Is marketing an art or a science? This is a more important question than the typical “chicken versus egg” treatment it usually gets because it sets up two questions:
First, what sort of marketer are you? Are you an “artist” or a “technocrat”? A Branson or a … well, “technocrat”? Some gravitate to one role better than they do to the other and acknowledging how you do what you do up front helps not only your team and your shareholders, but it also helps you come to grips with how you want to approach your role.
Second, it goes a long way in aligning you with the CEO, who may or may not share your enthusiasm for things like “buzz.” So, quite apart from a purely academic exercise, how you answer this question goes a long way in determining how you and your CEO will end up getting along. Let’s take a quick dive into each, tackle the advantages and pitfalls of each, and see if we agree. Or not.
Marketing as art:
First and foremost, marketing is about creating desire. Creation, by definition, is an active word and requires an artist’s imagination. Regardless of your need to measure, one must measure something of worth and value. I’ve seen too many Mid-Range Plans that have endless statements of the obvious and pitifully little creative attention to “what we will do.” Analysis isn’t what marketers are paid to do. Creating desire is what they’re paid to do, and measuring the worth of their efforts is the professional hygiene that comes with the territory. Therefore, marketing is an art.
Advantages: there’s a certain “damn the torpedos!” sprezzatura to a “marketing as art” type of company. They’re creative, fast, and they do stuff that other brands wish they could do. They believe in causing a fuss in the market and are generally fun to be around. Assuming you’re a consumer.
Pitfalls: if your CEO thinks marketing is an art, you’re probably in for a rough time because your CEO is going to end up as the artist in residence. If you like taking notes, this is a good CEO for you. If you like to do marketing, this is going to be a frustrating experience.
Marketing as science:
First and foremost, marketing is the science of predicting human behavior. The human behavior we’re looking to predict is how often and with what frequency people are going to buy our stuff. Period. Desire is pointless unless action is taken, and unless we know with a reasonable degree of certainly if and when and how frequently this ever-so-important action will happen, we have lost our case. We can be wildly creative and drive our potential customers mad with desire, but we still need the discipline to remember that our ability to measure the incremental gains and the ultimate scalability of our efforts spell the difference between a self-absorbed expense and a game-changing campaign.
Creativity without discipline is a hobby. Therefore, marketing is a science.
Advantages: marketing as science companies tend to be internally predictable. Yes, you will be working for a CEO who believes marketing is black magic and will treat you as someone to be carefully watched, but at least you have them painted into the corner of your own choosing. You test and measure well and it’s hard to turn you down when you ask to scale intelligently.
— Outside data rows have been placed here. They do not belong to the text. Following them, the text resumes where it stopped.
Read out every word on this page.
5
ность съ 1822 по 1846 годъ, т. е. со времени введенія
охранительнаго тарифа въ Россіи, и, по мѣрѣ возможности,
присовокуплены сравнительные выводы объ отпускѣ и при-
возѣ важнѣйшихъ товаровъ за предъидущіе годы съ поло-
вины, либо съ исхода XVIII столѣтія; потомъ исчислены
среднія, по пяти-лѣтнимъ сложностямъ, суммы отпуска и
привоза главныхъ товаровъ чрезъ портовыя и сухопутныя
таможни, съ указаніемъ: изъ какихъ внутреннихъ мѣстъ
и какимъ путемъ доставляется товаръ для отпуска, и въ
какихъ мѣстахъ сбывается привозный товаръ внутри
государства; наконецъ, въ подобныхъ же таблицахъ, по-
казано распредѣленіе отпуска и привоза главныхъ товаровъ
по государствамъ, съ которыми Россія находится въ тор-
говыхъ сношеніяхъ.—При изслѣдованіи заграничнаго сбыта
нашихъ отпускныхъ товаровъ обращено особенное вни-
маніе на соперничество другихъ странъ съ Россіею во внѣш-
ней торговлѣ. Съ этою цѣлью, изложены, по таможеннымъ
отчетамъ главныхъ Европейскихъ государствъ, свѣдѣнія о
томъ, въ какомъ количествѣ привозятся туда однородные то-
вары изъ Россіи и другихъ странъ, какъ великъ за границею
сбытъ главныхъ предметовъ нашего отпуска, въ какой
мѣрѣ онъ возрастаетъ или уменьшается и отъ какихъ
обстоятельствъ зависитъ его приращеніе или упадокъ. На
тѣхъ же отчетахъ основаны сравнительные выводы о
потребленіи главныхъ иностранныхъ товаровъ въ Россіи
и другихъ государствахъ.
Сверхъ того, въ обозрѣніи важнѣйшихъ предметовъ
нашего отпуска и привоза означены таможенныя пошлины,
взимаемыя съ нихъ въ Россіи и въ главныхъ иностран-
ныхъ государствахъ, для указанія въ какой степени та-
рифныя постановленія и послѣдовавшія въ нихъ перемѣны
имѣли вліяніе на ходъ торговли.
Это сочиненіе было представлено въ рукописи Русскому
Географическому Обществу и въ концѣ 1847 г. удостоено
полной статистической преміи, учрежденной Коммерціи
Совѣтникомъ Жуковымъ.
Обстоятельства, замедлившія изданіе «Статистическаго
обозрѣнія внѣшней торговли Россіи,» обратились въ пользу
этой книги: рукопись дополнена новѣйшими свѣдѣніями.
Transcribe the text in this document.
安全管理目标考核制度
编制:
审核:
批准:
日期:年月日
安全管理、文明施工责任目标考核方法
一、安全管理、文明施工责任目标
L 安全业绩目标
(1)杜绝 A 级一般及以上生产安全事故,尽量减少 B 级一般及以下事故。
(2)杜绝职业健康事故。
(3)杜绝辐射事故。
Pitfalls: you will spend far more time managing internally than externally in a “marketing as science” culture. We all have a desire to go through our own pre-game arming sequence, strapping on high-impact programs and launching campaigns at will, and in this type of company this will remain an unfulfilled fantasy. Take solace in the fact that you can prove your worth easily and shame your colleagues in finance into supporting you when the math is on your side.
* * *
The role of a professional marketer is to create desire and drive action in a predicable, scalable manner. Your CEO wants to know what one more dollar spent in marketing will give the company. So does everyone else at the board room table. Forget for the moment that no one at that same table could answer this same question posed to them about any other functional group in your organization, but this is no excuse for you not to have an answer. Everyone demands that marketing answer this imponderable question because marketing is the one function that everyone thinks they intuitively get and no one fully comprehends. So test often, measure everything, heavily borrow from other successful companies (especially those who believe marketing is an art, because they make the best case studies) and ask for more money with the facts on your side.
Marketing demands creativity and discipline, much like architecture, medicine, physics, sports, parenting and everything else. You can decide whether this makes it an art or a science.